Elles étaient celles d’un public venu rendre hommage à une génération de héros qui, avec une détermination inébranlable, a combattu jusqu’au sacrifice pour la réunification du pays.
Ces martyrs héroïques sont partis alors qu’ils étaient encore jeunes, emportant avec eux une foi inébranlable en la victoire et laissant à leurs familles la promesse d’un jour où la paix reviendrait.
Mais lorsque le pays se couvrit de drapeaux et de fleurs pour célébrer la victoire, ces soldats demeurèrent à jamais en première ligne, dans le fracas des combats et sous une pluie de bombes.
Au fil des décennies, l’image des mères vieillissantes, les cheveux désormais entièrement blancs, qui continuent d’attendre inlassablement des nouvelles de leurs fils et de parcourir les anciens champs de bataille à leur recherche, est devenue une douleur qui hante encore la mémoire de la nation.
C’est ainsi qu’aujourd’hui, la campagne des « 500 jours et nuits » consacrée à la recherche et au rapatriement des restes des martyrs a été lancée comme un élan venu du cœur, prolongeant une œuvre de reconnaissance profondément sacrée et faisant couler les larmes de millions de jeunes Vietnamiens.
Dans l’histoire de la défense de la Patrie, il n’est pas de perte plus immense ni de sacrifice plus lourd de sens que celui des soldats tombés pour l’indépendance et la liberté.
Ils ont consacré sans réserve les plus belles années de leur jeunesse et reposent désormais au cœur des montagnes et des forêts les plus reculées, dans l’immensité de la terre mère, afin que chaque parcelle de leur terre natale puisse demeurer en paix.
Derrière chaque blessure laissée par la guerre se dessine la silhouette de ces mères vietnamiennes, le cœur lourd de chagrin.
Elles ont attendu leurs fils tandis que les bombes pleuvaient sur leur terre natale ; elles ont continué à espérer leur retour lorsque la réunification du pays fut enfin célébrée dans une joie immense.
Et lorsque leurs jambes ne furent plus assez fortes et que leurs yeux eurent perdu leur acuité, elles continuèrent malgré tout, avec une persévérance inlassable, à parcourir les routes qu’avaient autrefois empruntées leurs fils lorsqu’ils étaient partis au combat, à leur recherche.
L’attente interminable, durant un demi-siècle, des mères, des sœurs, des frères et des proches des martyrs constitue sans doute l’une des plus poignantes épopées d’amour maternel, de liens du sang et de sacrifice.

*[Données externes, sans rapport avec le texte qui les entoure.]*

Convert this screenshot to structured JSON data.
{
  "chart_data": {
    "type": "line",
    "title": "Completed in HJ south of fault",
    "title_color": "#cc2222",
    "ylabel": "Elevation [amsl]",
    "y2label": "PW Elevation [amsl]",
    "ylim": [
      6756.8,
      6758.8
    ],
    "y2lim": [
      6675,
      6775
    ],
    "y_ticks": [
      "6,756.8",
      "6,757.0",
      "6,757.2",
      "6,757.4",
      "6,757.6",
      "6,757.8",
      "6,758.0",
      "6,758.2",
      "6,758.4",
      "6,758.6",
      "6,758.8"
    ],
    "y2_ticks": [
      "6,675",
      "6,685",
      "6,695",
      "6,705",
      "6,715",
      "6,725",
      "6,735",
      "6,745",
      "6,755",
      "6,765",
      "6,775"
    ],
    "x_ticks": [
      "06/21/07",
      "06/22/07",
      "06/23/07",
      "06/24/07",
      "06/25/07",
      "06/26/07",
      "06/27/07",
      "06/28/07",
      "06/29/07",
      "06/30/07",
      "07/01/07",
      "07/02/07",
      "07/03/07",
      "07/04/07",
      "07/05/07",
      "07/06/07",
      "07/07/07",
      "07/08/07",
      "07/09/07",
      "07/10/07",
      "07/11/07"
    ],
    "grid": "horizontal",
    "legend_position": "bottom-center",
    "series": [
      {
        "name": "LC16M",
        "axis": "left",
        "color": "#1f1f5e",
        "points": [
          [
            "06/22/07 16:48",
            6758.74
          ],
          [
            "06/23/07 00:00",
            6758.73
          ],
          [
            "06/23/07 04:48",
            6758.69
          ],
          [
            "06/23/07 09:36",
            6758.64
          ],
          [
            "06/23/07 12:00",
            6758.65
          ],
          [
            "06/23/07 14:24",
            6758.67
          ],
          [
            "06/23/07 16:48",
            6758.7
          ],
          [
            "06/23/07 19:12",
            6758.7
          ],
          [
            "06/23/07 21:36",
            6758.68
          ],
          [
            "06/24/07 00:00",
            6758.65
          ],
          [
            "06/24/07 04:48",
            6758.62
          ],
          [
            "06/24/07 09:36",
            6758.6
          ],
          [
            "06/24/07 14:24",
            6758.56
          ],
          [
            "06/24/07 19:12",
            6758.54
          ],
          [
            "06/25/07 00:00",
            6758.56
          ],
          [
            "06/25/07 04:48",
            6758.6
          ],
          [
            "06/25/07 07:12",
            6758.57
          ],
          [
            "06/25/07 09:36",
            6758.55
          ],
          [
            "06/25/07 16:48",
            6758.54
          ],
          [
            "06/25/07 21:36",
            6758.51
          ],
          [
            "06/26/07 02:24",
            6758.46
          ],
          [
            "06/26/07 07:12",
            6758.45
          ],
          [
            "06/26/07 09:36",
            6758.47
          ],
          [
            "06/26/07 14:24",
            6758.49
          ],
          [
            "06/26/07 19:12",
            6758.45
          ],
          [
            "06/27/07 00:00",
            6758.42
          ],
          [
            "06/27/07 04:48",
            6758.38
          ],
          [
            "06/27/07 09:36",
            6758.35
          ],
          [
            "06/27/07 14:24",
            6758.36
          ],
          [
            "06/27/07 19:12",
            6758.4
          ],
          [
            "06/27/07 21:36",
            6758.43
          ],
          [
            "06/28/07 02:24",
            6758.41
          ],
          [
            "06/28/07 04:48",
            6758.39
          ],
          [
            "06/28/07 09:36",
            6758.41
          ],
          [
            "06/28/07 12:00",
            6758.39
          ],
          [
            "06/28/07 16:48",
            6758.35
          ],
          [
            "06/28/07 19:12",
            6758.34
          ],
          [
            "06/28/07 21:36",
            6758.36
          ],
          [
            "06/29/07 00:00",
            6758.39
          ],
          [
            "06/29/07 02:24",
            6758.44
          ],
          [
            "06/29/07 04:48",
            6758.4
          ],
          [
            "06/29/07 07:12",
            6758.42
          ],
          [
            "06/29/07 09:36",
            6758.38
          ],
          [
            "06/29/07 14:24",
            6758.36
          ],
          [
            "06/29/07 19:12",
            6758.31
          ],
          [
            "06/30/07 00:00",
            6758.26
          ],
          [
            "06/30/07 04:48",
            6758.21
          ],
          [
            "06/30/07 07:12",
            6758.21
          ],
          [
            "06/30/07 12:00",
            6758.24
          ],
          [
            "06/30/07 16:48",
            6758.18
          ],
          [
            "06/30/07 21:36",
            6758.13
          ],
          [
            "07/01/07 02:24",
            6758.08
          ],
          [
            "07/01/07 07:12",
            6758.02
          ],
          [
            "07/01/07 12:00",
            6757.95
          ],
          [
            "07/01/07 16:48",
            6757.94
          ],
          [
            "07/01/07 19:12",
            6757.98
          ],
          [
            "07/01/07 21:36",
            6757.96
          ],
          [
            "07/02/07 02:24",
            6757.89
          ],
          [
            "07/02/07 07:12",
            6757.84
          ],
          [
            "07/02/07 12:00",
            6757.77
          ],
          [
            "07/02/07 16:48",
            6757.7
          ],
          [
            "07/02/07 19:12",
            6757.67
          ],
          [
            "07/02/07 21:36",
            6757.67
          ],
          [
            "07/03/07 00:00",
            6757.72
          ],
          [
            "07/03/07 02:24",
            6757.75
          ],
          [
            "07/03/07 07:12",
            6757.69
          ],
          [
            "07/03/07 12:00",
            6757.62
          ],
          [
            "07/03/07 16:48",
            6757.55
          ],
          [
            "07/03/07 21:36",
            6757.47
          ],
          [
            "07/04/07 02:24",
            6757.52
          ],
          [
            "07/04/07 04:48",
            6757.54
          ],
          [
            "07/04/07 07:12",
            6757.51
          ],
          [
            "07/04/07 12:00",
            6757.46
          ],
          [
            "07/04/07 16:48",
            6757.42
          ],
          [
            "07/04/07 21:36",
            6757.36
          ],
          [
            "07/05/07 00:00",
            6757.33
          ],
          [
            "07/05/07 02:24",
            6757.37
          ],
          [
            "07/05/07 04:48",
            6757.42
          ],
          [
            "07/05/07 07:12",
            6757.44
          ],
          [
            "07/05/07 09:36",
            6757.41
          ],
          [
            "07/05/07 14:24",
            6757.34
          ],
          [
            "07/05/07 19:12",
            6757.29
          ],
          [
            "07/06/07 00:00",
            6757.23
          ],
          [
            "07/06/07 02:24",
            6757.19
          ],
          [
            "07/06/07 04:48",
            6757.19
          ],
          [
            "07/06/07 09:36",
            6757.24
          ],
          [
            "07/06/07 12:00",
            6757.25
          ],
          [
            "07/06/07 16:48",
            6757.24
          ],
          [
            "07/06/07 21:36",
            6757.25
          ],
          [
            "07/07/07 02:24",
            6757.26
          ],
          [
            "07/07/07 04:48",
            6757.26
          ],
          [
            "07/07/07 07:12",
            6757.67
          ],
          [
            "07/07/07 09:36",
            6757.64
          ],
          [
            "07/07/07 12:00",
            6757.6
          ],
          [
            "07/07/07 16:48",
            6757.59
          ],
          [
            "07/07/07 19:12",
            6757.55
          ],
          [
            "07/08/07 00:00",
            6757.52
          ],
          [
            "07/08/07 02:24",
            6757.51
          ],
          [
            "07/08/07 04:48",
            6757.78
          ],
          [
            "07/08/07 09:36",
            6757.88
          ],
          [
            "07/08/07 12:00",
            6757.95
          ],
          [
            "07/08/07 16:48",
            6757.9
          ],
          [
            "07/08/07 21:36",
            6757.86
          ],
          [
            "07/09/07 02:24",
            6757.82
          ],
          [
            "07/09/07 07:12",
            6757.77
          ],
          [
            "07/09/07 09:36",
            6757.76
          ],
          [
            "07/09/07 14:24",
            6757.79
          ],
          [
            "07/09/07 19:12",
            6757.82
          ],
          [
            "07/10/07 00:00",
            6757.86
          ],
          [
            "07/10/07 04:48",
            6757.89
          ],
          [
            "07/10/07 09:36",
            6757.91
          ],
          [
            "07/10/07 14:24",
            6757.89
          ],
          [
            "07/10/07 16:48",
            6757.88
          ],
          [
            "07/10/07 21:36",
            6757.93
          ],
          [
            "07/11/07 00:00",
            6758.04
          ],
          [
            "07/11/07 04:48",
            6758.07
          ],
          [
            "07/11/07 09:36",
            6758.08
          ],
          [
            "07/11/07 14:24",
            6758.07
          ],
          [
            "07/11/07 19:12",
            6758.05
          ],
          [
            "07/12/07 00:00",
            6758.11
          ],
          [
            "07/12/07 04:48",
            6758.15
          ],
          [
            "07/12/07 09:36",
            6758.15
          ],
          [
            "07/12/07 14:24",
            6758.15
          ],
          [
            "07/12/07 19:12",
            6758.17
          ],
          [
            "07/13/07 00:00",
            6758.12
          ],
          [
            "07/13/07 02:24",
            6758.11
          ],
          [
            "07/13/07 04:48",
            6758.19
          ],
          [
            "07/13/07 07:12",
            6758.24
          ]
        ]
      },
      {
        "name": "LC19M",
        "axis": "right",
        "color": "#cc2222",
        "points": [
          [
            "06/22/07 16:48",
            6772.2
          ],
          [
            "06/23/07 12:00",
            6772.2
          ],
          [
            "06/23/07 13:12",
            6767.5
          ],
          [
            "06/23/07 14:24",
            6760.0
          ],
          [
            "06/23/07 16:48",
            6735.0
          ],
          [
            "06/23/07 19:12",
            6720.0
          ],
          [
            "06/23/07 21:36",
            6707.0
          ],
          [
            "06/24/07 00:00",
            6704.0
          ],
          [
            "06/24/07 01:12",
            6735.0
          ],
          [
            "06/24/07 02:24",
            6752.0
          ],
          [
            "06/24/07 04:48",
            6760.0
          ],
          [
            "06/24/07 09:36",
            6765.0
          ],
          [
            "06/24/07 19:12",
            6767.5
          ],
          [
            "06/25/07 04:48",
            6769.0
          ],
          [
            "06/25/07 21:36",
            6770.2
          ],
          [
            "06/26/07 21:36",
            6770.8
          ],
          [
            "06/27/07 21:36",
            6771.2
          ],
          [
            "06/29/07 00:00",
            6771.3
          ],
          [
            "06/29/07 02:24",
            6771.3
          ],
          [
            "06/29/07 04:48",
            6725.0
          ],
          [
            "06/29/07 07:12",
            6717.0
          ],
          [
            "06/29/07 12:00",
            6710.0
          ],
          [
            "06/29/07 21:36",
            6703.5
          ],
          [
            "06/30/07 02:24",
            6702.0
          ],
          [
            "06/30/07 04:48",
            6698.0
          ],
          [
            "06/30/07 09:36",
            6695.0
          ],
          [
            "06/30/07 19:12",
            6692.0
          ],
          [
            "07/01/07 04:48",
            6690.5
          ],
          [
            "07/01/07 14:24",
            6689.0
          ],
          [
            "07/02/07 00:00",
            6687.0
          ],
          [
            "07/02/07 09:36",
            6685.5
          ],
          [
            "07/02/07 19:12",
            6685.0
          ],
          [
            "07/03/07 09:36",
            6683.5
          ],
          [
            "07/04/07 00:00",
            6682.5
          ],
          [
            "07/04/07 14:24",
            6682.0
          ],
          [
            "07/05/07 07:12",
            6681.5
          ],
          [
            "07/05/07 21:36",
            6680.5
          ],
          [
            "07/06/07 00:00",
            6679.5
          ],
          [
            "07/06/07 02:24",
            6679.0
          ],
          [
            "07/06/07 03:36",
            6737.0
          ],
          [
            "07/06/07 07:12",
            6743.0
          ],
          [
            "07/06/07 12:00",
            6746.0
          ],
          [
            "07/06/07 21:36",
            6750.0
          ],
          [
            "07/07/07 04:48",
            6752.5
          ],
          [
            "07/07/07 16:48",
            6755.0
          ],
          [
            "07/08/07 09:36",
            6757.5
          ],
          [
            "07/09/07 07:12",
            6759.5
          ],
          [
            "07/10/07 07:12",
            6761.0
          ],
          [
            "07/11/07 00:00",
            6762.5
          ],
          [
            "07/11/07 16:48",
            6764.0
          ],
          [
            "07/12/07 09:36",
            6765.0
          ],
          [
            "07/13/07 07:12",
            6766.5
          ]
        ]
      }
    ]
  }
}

L’histoire des soldats qui ne sont jamais revenus, les larmes des Mères vietnamiennes héroïques et la campagne des « 500 jours et nuits » ont touché au plus profond de l’âme la jeune génération.
Les jeunes spectateurs du programme « Tổ quốc trong tim » ont pleuré par gratitude envers les héros tombés alors qu’ils étaient encore dans la fleur de l’âge ; ils ont pleuré de douleur pour les mères qui, après avoir consacré toute leur vie à attendre, n’ont jamais pu serrer leurs fils dans leurs bras ; et ils ont pleuré de fierté devant la résilience et l’invincibilité d’une nation.
Ces larmes sont précisément le pont qui relie le passé héroïque au présent.
Elles sont aussi l’expression silencieuse de la jeunesse d’aujourd’hui, qui fait le serment de vivre, d’étudier et de travailler avec détermination afin de se montrer digne de chaque parcelle de la terre natale, imprégnée du sang et pétrie des sacrifices des martyrs.